Many parents prioritize opioid avoidance above absolute pain control. This somewhat surprised me. I thought that parents’ desire to avoid having their kids experience pain would lead them to want the most potent pain control options. Not so. Although they wanted optimal pain control for their kids, parents have been uniformly enthusiastic about opioid-free surgery. Many are well aware of the potential side effects and dangers, and are wary about having them prescribed to their minor children. As a result, I didn’t have to sell this idea to parents at all.
Lesson 4: Measure something.
Just measuring something will result in improvement, with seemingly no additional effort.
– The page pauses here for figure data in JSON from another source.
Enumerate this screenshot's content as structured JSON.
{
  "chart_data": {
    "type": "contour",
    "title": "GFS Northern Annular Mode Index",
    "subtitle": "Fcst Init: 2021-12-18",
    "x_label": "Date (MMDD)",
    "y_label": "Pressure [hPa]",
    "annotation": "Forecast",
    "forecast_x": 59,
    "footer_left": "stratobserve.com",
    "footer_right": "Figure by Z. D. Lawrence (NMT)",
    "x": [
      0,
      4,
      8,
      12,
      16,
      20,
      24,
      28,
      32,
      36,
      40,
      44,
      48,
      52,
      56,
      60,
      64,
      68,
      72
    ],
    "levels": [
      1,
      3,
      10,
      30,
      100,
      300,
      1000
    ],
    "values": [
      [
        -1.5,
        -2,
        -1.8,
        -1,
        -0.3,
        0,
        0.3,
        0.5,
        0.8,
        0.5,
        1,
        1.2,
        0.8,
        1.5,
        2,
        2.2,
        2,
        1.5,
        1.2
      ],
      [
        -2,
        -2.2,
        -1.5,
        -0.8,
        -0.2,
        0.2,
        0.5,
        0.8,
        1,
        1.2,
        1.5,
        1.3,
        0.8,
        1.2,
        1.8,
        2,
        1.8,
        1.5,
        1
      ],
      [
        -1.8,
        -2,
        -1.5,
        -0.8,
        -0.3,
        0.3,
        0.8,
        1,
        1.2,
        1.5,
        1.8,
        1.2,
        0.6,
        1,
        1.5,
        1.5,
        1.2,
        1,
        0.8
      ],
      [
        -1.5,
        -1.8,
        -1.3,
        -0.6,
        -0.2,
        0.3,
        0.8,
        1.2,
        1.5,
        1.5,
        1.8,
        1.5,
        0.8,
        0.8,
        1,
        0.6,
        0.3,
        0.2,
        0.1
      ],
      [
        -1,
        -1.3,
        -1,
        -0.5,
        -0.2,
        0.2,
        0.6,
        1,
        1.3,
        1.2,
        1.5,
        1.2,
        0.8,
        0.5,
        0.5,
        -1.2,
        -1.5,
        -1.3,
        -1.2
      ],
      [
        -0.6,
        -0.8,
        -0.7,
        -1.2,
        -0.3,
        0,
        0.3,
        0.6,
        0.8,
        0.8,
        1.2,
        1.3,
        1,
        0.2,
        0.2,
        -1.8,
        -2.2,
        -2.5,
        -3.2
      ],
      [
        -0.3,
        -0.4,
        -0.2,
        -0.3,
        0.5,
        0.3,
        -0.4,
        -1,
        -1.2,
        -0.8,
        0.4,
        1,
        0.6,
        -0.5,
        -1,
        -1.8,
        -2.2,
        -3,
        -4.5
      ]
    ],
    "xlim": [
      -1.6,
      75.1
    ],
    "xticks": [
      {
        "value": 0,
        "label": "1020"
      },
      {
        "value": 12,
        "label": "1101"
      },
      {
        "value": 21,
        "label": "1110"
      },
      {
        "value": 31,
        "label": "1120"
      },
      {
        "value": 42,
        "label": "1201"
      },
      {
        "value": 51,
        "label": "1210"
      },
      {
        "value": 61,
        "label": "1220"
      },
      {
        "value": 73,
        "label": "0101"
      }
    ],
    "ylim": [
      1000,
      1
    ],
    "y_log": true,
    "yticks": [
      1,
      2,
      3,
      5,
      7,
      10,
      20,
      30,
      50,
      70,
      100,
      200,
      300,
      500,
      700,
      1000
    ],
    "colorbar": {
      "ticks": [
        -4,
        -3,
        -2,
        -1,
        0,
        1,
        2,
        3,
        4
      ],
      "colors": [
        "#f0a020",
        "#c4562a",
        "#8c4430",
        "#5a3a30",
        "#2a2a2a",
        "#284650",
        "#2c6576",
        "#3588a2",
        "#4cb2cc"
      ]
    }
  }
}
“Count something. Regardless of what one ultimately does in medicine—or outside of medicine, for that matter—one should be a scientist in this world. In the simplest terms, this means one should count something. … It doesn’t really matter what you count. You don’t need a research grant. The only requirement is that what you count should be interesting to you.” —Atul Gawande, Better: A Surgeon’s Notes on Performance
We collect a bunch of different metrics for our ACL reconstruction patients from surgical data to pain scores to functional outcomes. When we dialed down to just two measures, clarity and direction emerged. We decided to focus on a pain scale (visual analog score) and the number of opioid pills consumed (before going opioid free – now the number of opioid pills consumed is consistently zero). Finding out how many pills were used helped us to question prescribing practices and ultimately whether those drugs were prescribed at all. Measuring pain scores helped keep the focus on an outcome that mattered to the patients and provided simple feedback to ensure we weren’t veering off track. At the outset, I had hoped to achieve equivalent pain scores without opioids. I would have even taken the trade-off of slightly worse pain scores without the side-effects of opioids. I was pleased to see that not only did we not compromise pain scores, they actually improved!
“The things we measure are the things we improve.” - James Clear
Lesson 5: Be willing to change the status quo.
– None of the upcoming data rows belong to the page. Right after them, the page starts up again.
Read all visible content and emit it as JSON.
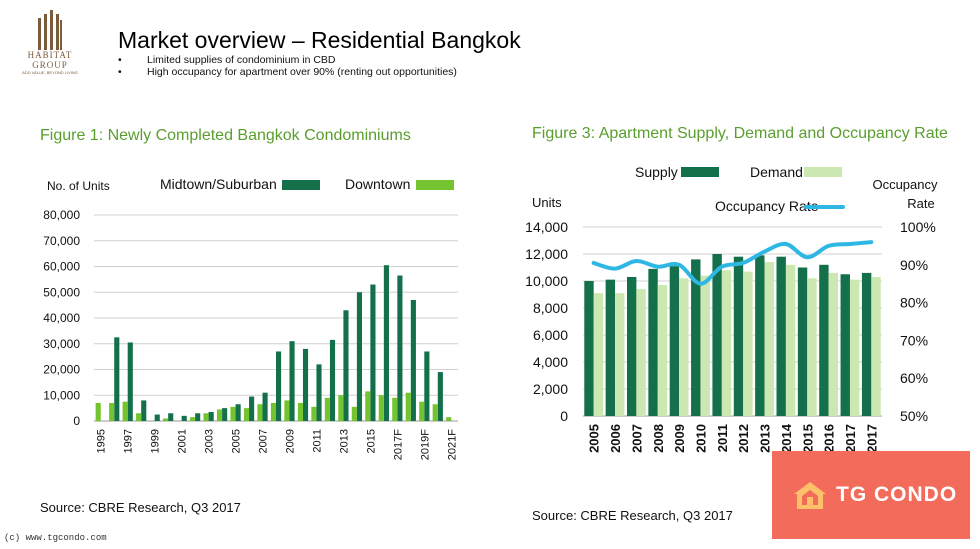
{
  "logo": {
    "line1": "HABITAT",
    "line2": "GROUP",
    "tagline": "ADD VALUE, BEYOND LIVING"
  },
  "header": {
    "title": "Market overview – Residential Bangkok",
    "bullets": [
      "Limited supplies of condominium in CBD",
      "High occupancy for apartment over 90% (renting out opportunities)"
    ]
  },
  "colors": {
    "dark_green": "#13704b",
    "light_green": "#74c42f",
    "pale_green": "#cde7b3",
    "blue": "#2fb7e4",
    "badge": "#f26b5b",
    "title_green": "#5a9e2e"
  },
  "figure1": {
    "title": "Figure 1: Newly Completed Bangkok Condominiums",
    "source": "Source: CBRE Research, Q3 2017"
  },
  "figure3": {
    "title": "Figure 3: Apartment Supply, Demand and Occupancy Rate",
    "source": "Source: CBRE Research, Q3 2017"
  },
  "watermark": {
    "text": "(c) www.tgcondo.com",
    "badge_text": "TG CONDO",
    "badge_icon": "house-logo-icon"
  },
  "chart_data": [
    {
      "type": "bar",
      "title": "Figure 1: Newly Completed Bangkok Condominiums",
      "ylabel": "No. of Units",
      "ylim": [
        0,
        80000
      ],
      "yticks": [
        "0",
        "10,000",
        "20,000",
        "30,000",
        "40,000",
        "50,000",
        "60,000",
        "70,000",
        "80,000"
      ],
      "grid": true,
      "legend_position": "top",
      "categories": [
        "1995",
        "1996",
        "1997",
        "1998",
        "1999",
        "2000",
        "2001",
        "2002",
        "2003",
        "2004",
        "2005",
        "2006",
        "2007",
        "2008",
        "2009",
        "2010",
        "2011",
        "2012",
        "2013",
        "2014",
        "2015",
        "2016",
        "2017F",
        "2018F",
        "2019F",
        "2020F",
        "2021F"
      ],
      "xtick_labels": [
        "1995",
        "",
        "1997",
        "",
        "1999",
        "",
        "2001",
        "",
        "2003",
        "",
        "2005",
        "",
        "2007",
        "",
        "2009",
        "",
        "2011",
        "",
        "2013",
        "",
        "2015",
        "",
        "2017F",
        "",
        "2019F",
        "",
        "2021F"
      ],
      "series": [
        {
          "name": "Midtown/Suburban",
          "color": "#13704b",
          "values": [
            0,
            32500,
            30500,
            8000,
            2500,
            3000,
            2000,
            3000,
            3500,
            5000,
            6500,
            9500,
            11000,
            27000,
            31000,
            28000,
            22000,
            31500,
            43000,
            50000,
            53000,
            60500,
            56500,
            47000,
            27000,
            19000,
            0
          ]
        },
        {
          "name": "Downtown",
          "color": "#74c42f",
          "values": [
            7000,
            7000,
            7500,
            3000,
            0,
            1000,
            0,
            1500,
            3000,
            4500,
            5500,
            5000,
            6500,
            7000,
            8000,
            7000,
            5500,
            9000,
            10000,
            5500,
            11500,
            10000,
            9000,
            11000,
            7500,
            6500,
            1500
          ]
        }
      ]
    },
    {
      "type": "bar",
      "title": "Figure 3: Apartment Supply, Demand and Occupancy Rate",
      "ylabel": "Units",
      "y2label": "Occupancy Rate",
      "ylim": [
        0,
        14000
      ],
      "y2lim": [
        50,
        100
      ],
      "yticks": [
        "0",
        "2,000",
        "4,000",
        "6,000",
        "8,000",
        "10,000",
        "12,000",
        "14,000"
      ],
      "y2ticks": [
        "50%",
        "60%",
        "70%",
        "80%",
        "90%",
        "100%"
      ],
      "grid": true,
      "legend_position": "top",
      "categories": [
        "2005",
        "2006",
        "2007",
        "2008",
        "2009",
        "2010",
        "2011",
        "2012",
        "2013",
        "2014",
        "2015",
        "2016",
        "2017",
        "2017"
      ],
      "series": [
        {
          "name": "Supply",
          "color": "#13704b",
          "values": [
            10000,
            10100,
            10300,
            10900,
            11100,
            11600,
            12000,
            11800,
            11900,
            11800,
            11000,
            11200,
            10500,
            10600
          ]
        },
        {
          "name": "Demand",
          "color": "#cde7b3",
          "values": [
            9100,
            9100,
            9400,
            9700,
            10200,
            10400,
            10800,
            10700,
            11400,
            11200,
            10200,
            10600,
            10100,
            10300
          ]
        },
        {
          "name": "Occupancy Rate",
          "color": "#2fb7e4",
          "type": "line",
          "axis": "right",
          "values": [
            90.5,
            89,
            91,
            89.5,
            90,
            85,
            89.5,
            90.5,
            93.5,
            95.5,
            92,
            95,
            95.5,
            96
          ]
        }
      ]
    }
  ]
}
Doing something because ‘that’s how you were trained’ is not a good enough reason. Patients used to stay for days in the hospital after a joint replacement. Turns out, your chances of getting that joint infected are lower if you leave sooner. We used to prescribe dozens of Percocet after orthopaedic surgeries. But until you look and see that some patients take 3, or 1, or zero pills, you won’t start to question what’s actually needed for most patients.
Lesson 6: Be willing to change your own protocol.
Once you’ve invited the expertise of other stakeholders to form a multidisciplinary team, listen to their advice and feedback. It’s great to have a well-researched, literature-supported, well thought out protocol. But never marry yourself to the way you’re doing something. Having the humility to admit that someone else might have a better idea will stand you in good stead. The protocol is not written in stone. Letting patients know that you will make every effort to control their pain goes a long way to making them comfortable going forward with an opioid free protocol. After all, the focus is on service. This flexibility mitigates the fear of uncertainty. We’ve all survived every second of pain we’ve ever suffered, but future pain represents an unknown. No one wants to be home, alone, in pain, and without options. Just knowing that they have the option of stronger pain medication is enough to allay these fears. I say just the knowledge is enough because zero patients in our cohort of ACL reconstructions in patients under 25 years of age have needed a rescue opioid prescription. Zero. And their pain scores have actually been lower. No opioids. Less pain.